HC Deb 26 September 1944 vol 403 cc13-4
22. Lieutenant-Colonel SIT Thomas Moore

asked the President of the Board of Trade what action he proposes to take in regard to the memorandum he has recently received from the Publishers' Association regarding the provision of books for Europe and the Dominions; and whether he has any plans in mind to ease the present shortage of labour, paper and cloth.

28. Mr. Graham White

asked the President of the Board of Trade if his attention has been drawn to the shortage of all books of a non-tendentious character, and if, in view of the need for peoples in liberated territory to learn what Anglo-Saxons have written on the war and reconstruction, he will give directions for such an increase in the supply of paper and labour to the printing industry as is immediately possible.

Mr.

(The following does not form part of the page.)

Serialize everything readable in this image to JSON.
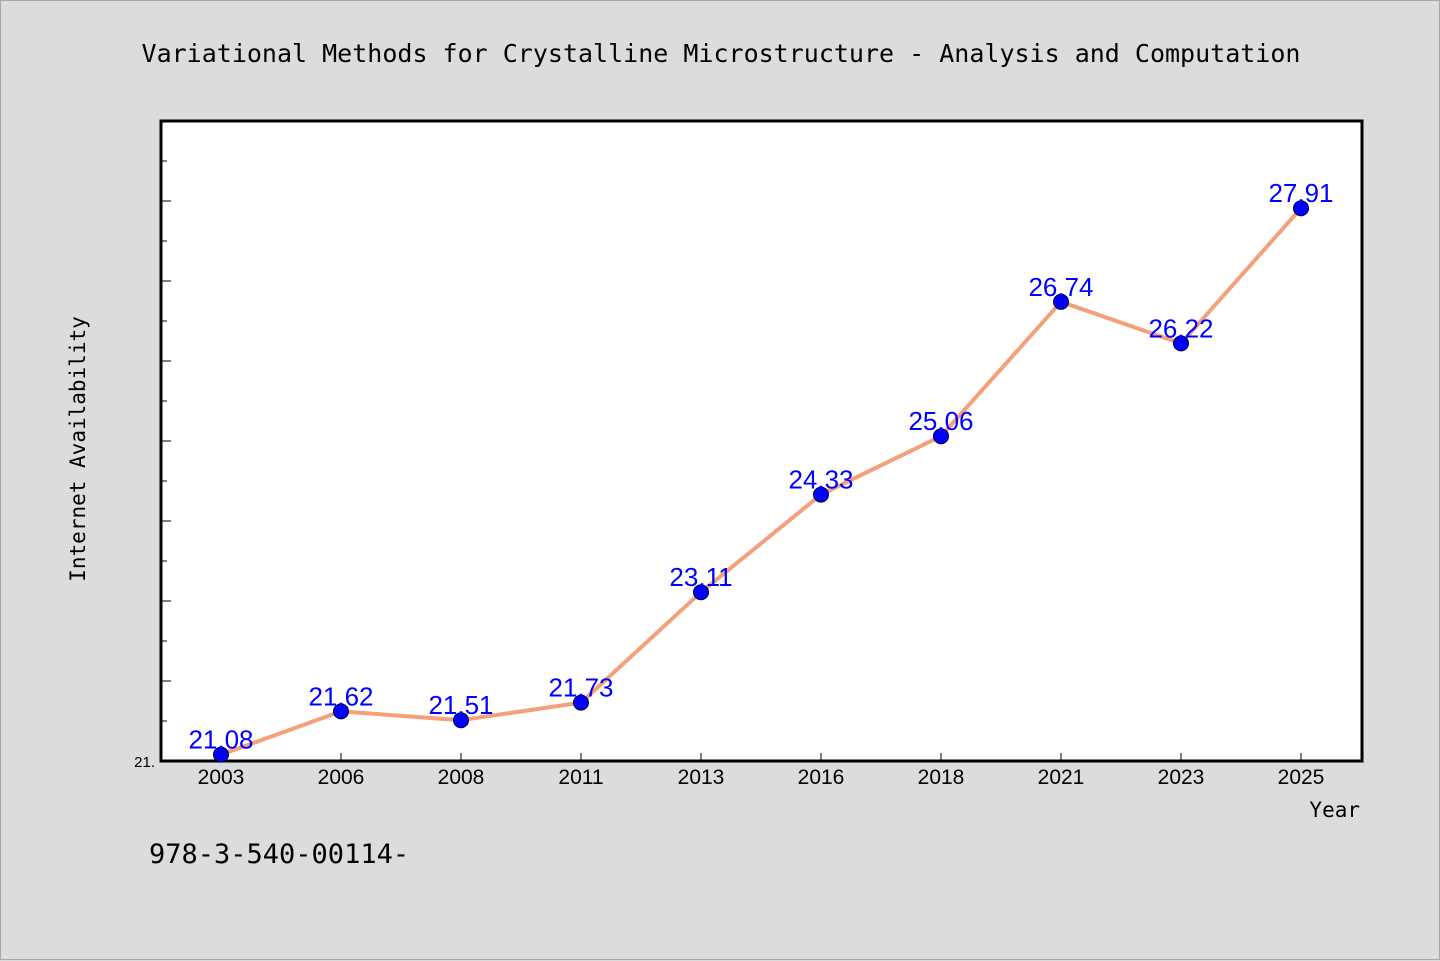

Dalton

I am glad to say that my right hon. and gallant Friend the Minister of Production has agreed, at my request, to increase the allocation of paper to publishers of books as from the end of next month to 42½ per cent. of their prewar usage. I hope that the publishers will do all they can to devote this extra paper to supplying liberated territories, as well as Empire and other oversea markets. My right hon. and gallant Friend has also increased by more than one-third the allocation to my special Reserve, and has made a further additional allocation for certain classes of educational books. I am in touch with my right hon. Friend, the Minister of Labour, about the supply of labour for printing and binding.

Sir T. Moore

My right hon. Friend will appreciate that labour is really at the bottom of this whole question, and as, presumably, the Nazis have destroyed all books of cultural value in occupied Europe, and we shall destroy all the Nazi books, there will be nothing left for Europe to read until this supply is given?

Sir Austin Hudson

Does that answer apply to periodicals as well as books, or not?

Mr. Dalton

No, Sir.

Mr. White

Am I right in assuming that the right hon. Gentleman's statement means that instead of an allocation of 22,000 tons of paper for books out of a total allocation of 447,000 tons the amount will now be increased to something like 40,000 tons?

Mr. Dalton

I can give my hon. Friend the figures. They are a little more complicated but are substantially as he suggests.